I can only speak for myself. But once I have determined that the Bible is a supernatural book, I’m going to take it as straightforwardly as I would any other literary work, fiction or non-fiction. I’m going to read history as history, and poetry as poetry, and visionary apocalypse as visionary apocalypse, and do my best to find out what the divine author of this remarkable book says.
And if something comes along that asks me to do a wholesale reinterpretation of what the book says, I’m going to need it to be seriously convincing, beyond the social penalty of Not Going Along With The Crowd.
So far, I just haven’t found the science, or the accommodating theology, compelling or even mildly believable. I’m not about to bail on The Book for a bunch of biased brains. Or a boondoggle.
So here I am, in the padded room our culture has graciously provided for young-earth creationist academics, watching the room get roomier by the academic year.
I’d like to take a series of posts to lay out my thought process, for what it’s worth. I’m not a scientist, but I talk to a lot of them, and I’ve skimmed a little cream off the brains of each. I’ll start explaining my reasoning in the next post. See you then.

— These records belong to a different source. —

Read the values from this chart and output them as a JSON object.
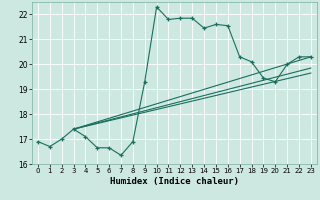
{
  "title": "",
  "xlabel": "Humidex (Indice chaleur)",
  "bg_color": "#cce8e0",
  "line_color": "#1a6e5e",
  "x_min": -0.5,
  "x_max": 23.5,
  "y_min": 16,
  "y_max": 22.5,
  "yticks": [
    16,
    17,
    18,
    19,
    20,
    21,
    22
  ],
  "xticks": [
    0,
    1,
    2,
    3,
    4,
    5,
    6,
    7,
    8,
    9,
    10,
    11,
    12,
    13,
    14,
    15,
    16,
    17,
    18,
    19,
    20,
    21,
    22,
    23
  ],
  "curve1_x": [
    0,
    1,
    2,
    3,
    4,
    5,
    6,
    7,
    8,
    9,
    10,
    11,
    12,
    13,
    14,
    15,
    16,
    17,
    18,
    19,
    20,
    21,
    22,
    23
  ],
  "curve1_y": [
    16.9,
    16.7,
    17.0,
    17.4,
    17.1,
    16.65,
    16.65,
    16.35,
    16.9,
    19.3,
    22.3,
    21.8,
    21.85,
    21.85,
    21.45,
    21.6,
    21.55,
    20.3,
    20.1,
    19.45,
    19.3,
    20.0,
    20.3,
    20.3
  ],
  "line2_x": [
    3,
    23
  ],
  "line2_y": [
    17.4,
    20.3
  ],
  "line3_x": [
    3,
    23
  ],
  "line3_y": [
    17.4,
    19.85
  ],
  "line4_x": [
    3,
    23
  ],
  "line4_y": [
    17.4,
    19.65
  ]
}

Part 2 Part 3 Part 4 Part 5 Part 6 Part 7 Part 8 Part 9 Part 10
HENRY SHIRAH says
You might find this piece interesting.
http://blog.godreports.com/2016/06/noted-physicist-says-string-theory-suggests-were-all-living-in-gods-matrix/
Barbara Filipsic says
This is the very subject my grandson and I were discussing the other day. I’m not an articulate person so I’m hoping your next blogs will help me explain my belief in young earth.
J says
Will you also be arguing for the clear, Biblical, and historical doctrine of the 3-tier cosmology with the solid firmament, ocean above it, and hollow center of the earth as well? Or has that already been reinterpreted here for the sake of science as well?
Dan Olinger says
My opinion is that most of those expressions are literary figures, specifically phenomenological language like “sunrise,” which my apparently unscientific weather app stubbornly continues to use.
Randy Jaeggli says
“But despite that, publicly embracing young-earth creationism is generally counter-productive to an academic career, and I find its ranks shrinking among my evangelical academic peers.”
I think part of the problem entails the term “evangelical academic peers.” The term evangelical means almost nothing anymore because it has become so broad a descriptor. As a fundamentalist academic, I don’t see any of my peers leaving the young earth padded room of which you speak.
Dan Olinger says
True–and that’s why I used the term “evangelical.” Even relatively conservative evangelicals–that is, those who would assent to the fundamentals of the faith–are seeking to accommodate an old earth in their reading of Genesis 1.